A framework to fix issues

When I joined Babylon Health, back in 2016, the situation was less than ideal. Morale was low, so was productivity. People were putting a lot of hours and effort, but it just didn’t seem like it was heading anywhere. It was a troublesome codebase touched by many hands - some of those long gone. If this sounds familiar, start looking for the following:

Bugs are being reported at an alarming pace.
Features take sometimes twice or thrice the expected time.
There is little to no discussion on Pull Requests.
Work is not tracked and Pull Requests don’t have a ticket assigned.
No technical discussions are happening.
People are not giving feedback to each other.
Features are not discussed before code materializes.

A good pair of lenses to look at these problems is by using Good Strategy / Bad strategy by Richard P. Rumelt. Despite being a framework that is used at a macro level (e.g. at department / company level), I find it quite helpful even for more simple situations like the one described (e.g. at team level). I don’t deny that I have changed the goals of each step, but nevertheless I found them useful in the recent past. Maybe you will find them too.

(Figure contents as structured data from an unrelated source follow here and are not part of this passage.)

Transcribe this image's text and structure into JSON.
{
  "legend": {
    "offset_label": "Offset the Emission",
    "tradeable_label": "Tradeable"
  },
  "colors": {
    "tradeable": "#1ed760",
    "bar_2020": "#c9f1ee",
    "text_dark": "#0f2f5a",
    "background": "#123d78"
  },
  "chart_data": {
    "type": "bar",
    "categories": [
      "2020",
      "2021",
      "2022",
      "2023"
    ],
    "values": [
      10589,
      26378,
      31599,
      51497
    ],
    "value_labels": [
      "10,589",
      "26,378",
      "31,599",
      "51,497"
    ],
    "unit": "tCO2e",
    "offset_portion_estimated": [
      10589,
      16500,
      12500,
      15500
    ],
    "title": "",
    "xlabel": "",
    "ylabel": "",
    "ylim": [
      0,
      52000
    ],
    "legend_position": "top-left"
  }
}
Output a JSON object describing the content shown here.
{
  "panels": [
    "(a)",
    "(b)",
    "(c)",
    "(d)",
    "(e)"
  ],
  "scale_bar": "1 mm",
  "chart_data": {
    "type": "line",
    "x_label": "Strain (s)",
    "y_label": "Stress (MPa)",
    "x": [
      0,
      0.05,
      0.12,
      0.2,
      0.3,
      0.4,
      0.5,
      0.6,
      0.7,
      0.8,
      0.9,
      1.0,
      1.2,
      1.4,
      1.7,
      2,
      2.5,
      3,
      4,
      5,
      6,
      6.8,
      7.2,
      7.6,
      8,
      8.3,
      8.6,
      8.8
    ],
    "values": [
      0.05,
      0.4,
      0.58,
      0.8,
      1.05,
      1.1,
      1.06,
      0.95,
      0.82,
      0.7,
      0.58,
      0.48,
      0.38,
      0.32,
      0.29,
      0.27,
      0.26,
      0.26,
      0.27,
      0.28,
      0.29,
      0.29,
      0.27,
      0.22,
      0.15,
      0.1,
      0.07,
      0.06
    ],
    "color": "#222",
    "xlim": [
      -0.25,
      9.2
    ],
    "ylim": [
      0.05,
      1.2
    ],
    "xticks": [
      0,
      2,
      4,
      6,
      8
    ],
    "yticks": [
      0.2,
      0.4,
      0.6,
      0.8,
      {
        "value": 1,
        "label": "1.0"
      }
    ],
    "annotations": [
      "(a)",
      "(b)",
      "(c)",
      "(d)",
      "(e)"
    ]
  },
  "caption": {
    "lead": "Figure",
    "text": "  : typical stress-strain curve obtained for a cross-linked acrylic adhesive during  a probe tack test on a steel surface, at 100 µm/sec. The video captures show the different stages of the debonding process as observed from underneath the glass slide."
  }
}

1. Diagnose existing problems

This is the hardest step, because sometimes we are the problem. It’s possible that the root-cause of a series of unrelated problems is lack of good leadership or management skills. Maybe a manager is not delegating enough and becomes the bottleneck. Or maybe they are micromanaging the team. Perhaps they are demanding accountability without ever giving the team autonomy. Identifying problems should be done initially on your own, and then collect the view of the rest of the team. Look for common themes. If you haven’t built enough trust with your team, collect feedback anonymously. Present the problems to the team and get their buy-in. Agreeing with the team that the items presented are real problems can sometimes be quite hard. Above all, listen, before jumping to conclusions. Some problems are symptoms of the same root-cause and it’s this work that you must do as a manager.

Although there were a lot of problems, they stemmed from only a few things:

No management layer buffering the team from a constant barrage of work.
No management negotiating paying tech debt.
Little trust between team members, and therefore feedback was either poorly received or not given at all. Communication was broken.

2. Create guiding policies

Define policies so that the identified problems are mitigated. I like to think about this step as a way to plug the problem. For example, a problem identified was work not being tracked. Explore why people are resisting creating tickets. Is it because the tooling is bad? Or perhaps because it’s going to impact the sprint velocity and scope? Maybe tracking work is not valued across the team. It’s helpful to go deep into the root-cause of the problem when defining the guiding policies. Another problem identified was Pull Requests being opened without any context (e.g. no RFC or Product Spec). It might be helpful to showcase to the team what a good RFC looks like and how it can help give context to the whole team. Also explain that a good RFC doesn’t have to be long and tiresome. Set-up the rules as to when an RFC needs to be approved before code starts.

3. Take action

Taking action in most cases is down to one thing: having hard conversations when policies are broken. If an engineer consistently opens work without any context and untracked, they need to be held accountable. In other cases, taking action requires getting the buy-in from the business to tackle tech debt, instead of continuing to build on top of a broken codebase. There are also actions that are your responsibility. For example buffering the team from distractions or removing blockers.

Despite not following this framework at Babylon, all those initial problems, alongside their root-causes, were addressed. Plenty of mistakes were made, but with the gift of foresight it’s possible to systematically address similar problems. It’s also possible to measure how successful you are with these changes:

Engineering churn rate.
Number of bugs being reported as time progresses.
Quality of work released, their impact on the business and the team.
Qualitative feedback from the team (e.g. using something like Peakon).